Fletcher Holland saß auf einem tiefen Chesterfieldsofa. Er las ein Dokument, neben sich auf dem Tisch ein Kristalltumbler mit bernsteinfarbener Flüssigkeit. Er trug einen Smoking, doch das Jackett war aufgeknöpft, und er wirkte weniger wie der Vater des Bräutigams als vielmehr wie ein König, der im Exil Hof hält.
Er blickte nicht auf, als sie hereinplatzte.
Estella schlug die Tür hinter sich zu und drehte den Riegel um. Das Klicken hallte in der Stille wider.
Bei dem Geräusch des Riegels hob Fletcher schließlich den Kopf.
Seine Augen waren von einem dunklen Schiefergrau. Kalt. Unbewegt. Sie glitten über ihr aufgelöstes Erscheinungsbild – den leicht schief sitzenden Schleier, die Röte auf ihren Wangen – ohne eine Regung von Besorgnis.
„Jameson ist nicht hier“, stellte er fest. Es war keine Frage. Seine Stimme war ein tiefer Bariton, sanft und emotionslos.
Estella ging vorwärts. Ihre Beine fühlten sich an wie Wackelpudding, aber sie zwang sie, sich zu bewegen. Sie legte das iPad auf den Couchtisch vor ihm, das Schwarz-Weiß-Foto des Flughafens leuchtete noch immer auf dem Bildschirm.

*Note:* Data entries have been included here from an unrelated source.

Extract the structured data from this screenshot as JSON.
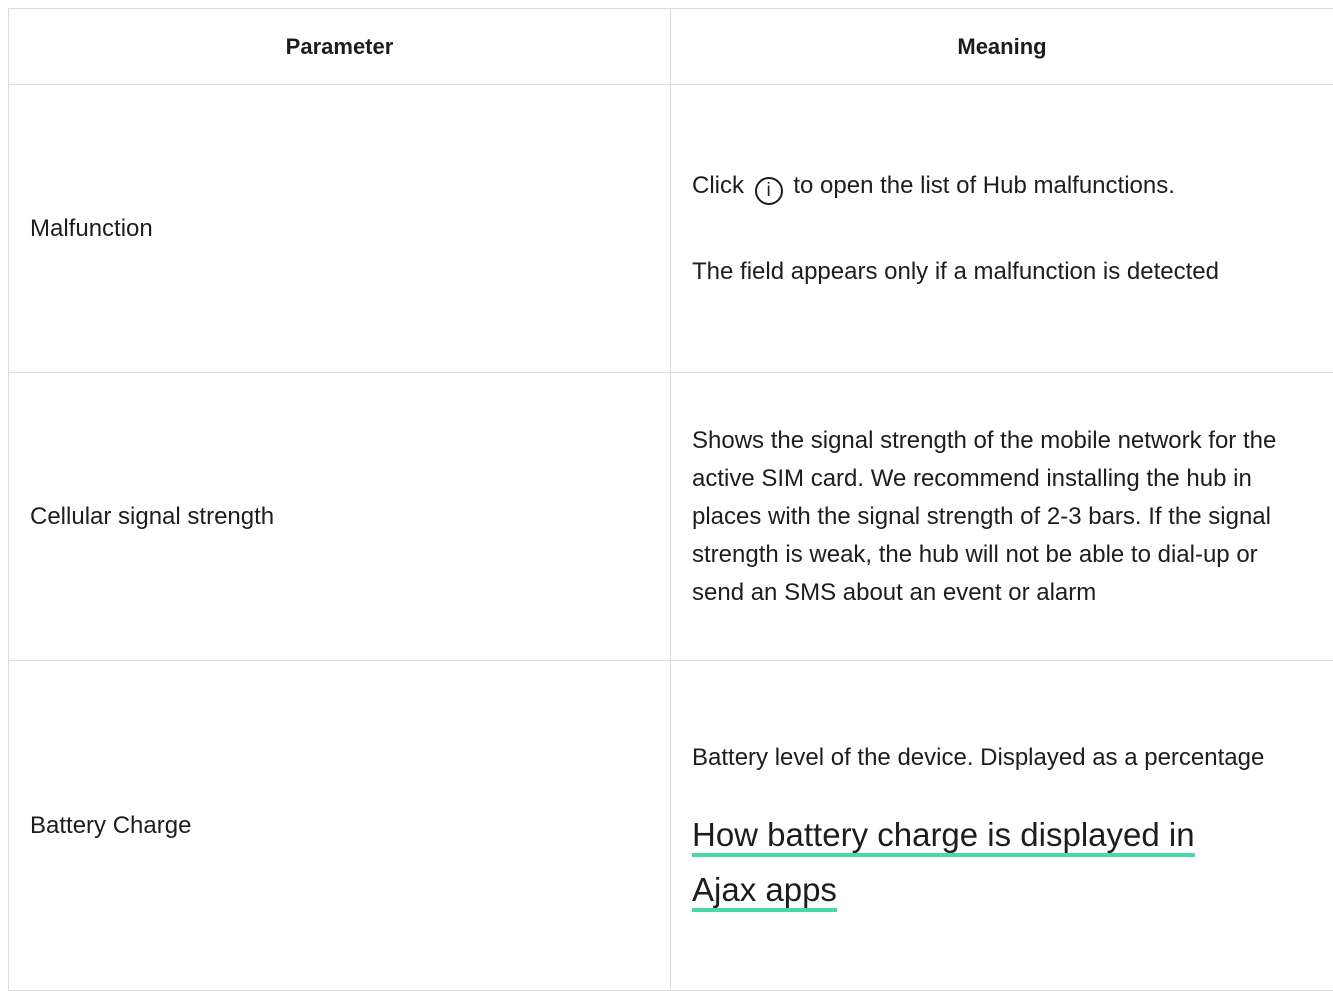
{
  "table": {
    "headers": {
      "parameter": "Parameter",
      "meaning": "Meaning"
    },
    "rows": [
      {
        "parameter": "Malfunction",
        "meaning_prefix": "Click",
        "meaning_icon": "i",
        "meaning_suffix": "to open the list of Hub malfunctions.",
        "meaning_note": "The field appears only if a malfunction is detected"
      },
      {
        "parameter": "Cellular signal strength",
        "meaning": "Shows the signal strength of the mobile network for the active SIM card. We recommend installing the hub in places with the signal strength of 2-3 bars. If the signal strength is weak, the hub will not be able to dial-up or send an SMS about an event or alarm"
      },
      {
        "parameter": "Battery Charge",
        "meaning": "Battery level of the device. Displayed as a percentage",
        "link_text": "How battery charge is displayed in Ajax apps"
      }
    ]
  },
  "colors": {
    "link_underline": "#4ad7a9",
    "border": "#dcdcdc",
    "text": "#1d1d1f"
  },
  "icons": {
    "info": "info-circle-icon"
  }
}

„Er ist in Paris“, sagte sie.
Fletcher warf einen Blick auf den Bildschirm. Seine Stirn legte sich in Falten – eine mikroskopische Bewegung, das einzige Anzeichen dafür, dass er den Zusammenbruch eines Multi-Millionen-Dollar-Events verarbeitete. Er seufzte nicht. Er schrie nicht. Er griff einfach in seine Tasche und zog sein Handy heraus.
„Ich werde die Rechtsabteilung die Annullierung der Verträge aufsetzen lassen“, sagte er, während sein Daumen über dem Bildschirm schwebte. „Und die PR-Abteilung wird sich um die Konsequenzen kümmern.“
Estella streckte die Hand aus und legte ihre auf seine. Ihre Haut war eiskalt gegen seine Wärme.

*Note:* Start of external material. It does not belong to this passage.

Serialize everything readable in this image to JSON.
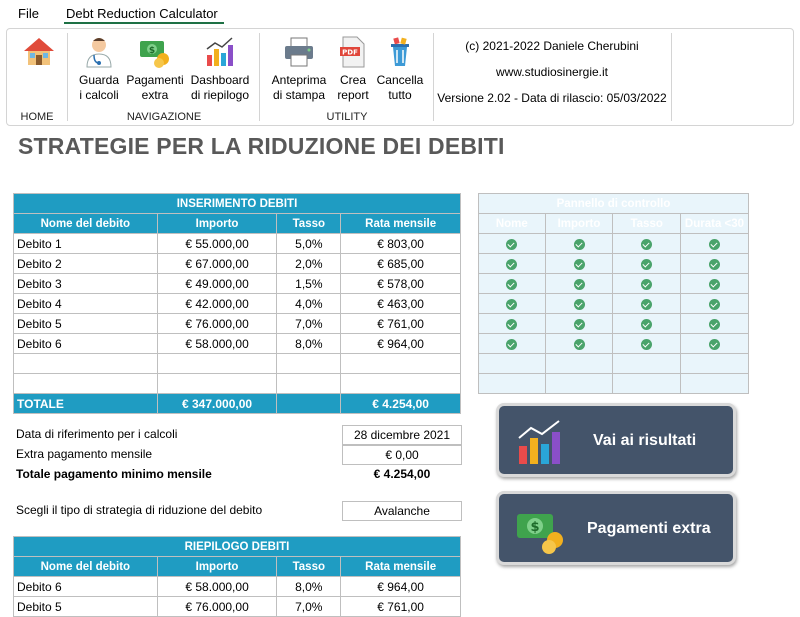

Fletcher hielt inne. Er blickte auf ihre Hand, dann hoch zu ihrem Gesicht. Sein Blick war schwer, ein physisches Gewicht, das auf sie drückte. Es war eine Warnung. Nehmen Sie Ihre Hand weg.
Estella zog die Hand zurück, aber sie wich nicht zurück. Sie atmete tief durch und hielt seinem Blick stand.
„Heiraten Sie mich“, sagte sie.
Die Worte hingen in der Luft, absurd und schwer.
Fletcher starrte sie einen langen Moment lang an. Dann zuckte sein Mundwinkel nach oben. Es war kaum ein Zucken, aber es war da. Ein Ausdruck des Spotts.
Er stand auf. Er war groß, über eins neunzig, und er ragte über ihr auf und verdeckte das Licht. Allein seine Größe war einschüchternd, eine Wand aus Muskeln und maßgeschneiderter Wolle.
„Sie sind hysterisch“, sagte er abfällig. „Sie sind ein beschädigter Vermögenswert, Estella. Sie haben kein Druckmittel. Ihr Vater ist ein Betrüger, Ihr Verlobter ein Ausreißer, und Sie benehmen sich gerade hysterisch in meiner privaten Lounge.“
„Ich bin nicht hysterisch“, entgegnete Estella, und ihre Stimme wurde fester. Sie begann, die Zahlen aufzusagen, die sie aus den Finanzseiten auswendig gelernt hatte. „Wenn Sie diese Hochzeit absagen, platzt die Fusion mit der Kensington Group, weil sie von der Familien-Image-Klausel abhängt. Die Holland-Aktie wird am Montag um mindestens acht Prozent fallen. Das ist ein Verlust von … was? Vierhundert Millionen an Marktkapitalisierung?“
Fletchers Augen verengten sich. Jetzt hörte er zu.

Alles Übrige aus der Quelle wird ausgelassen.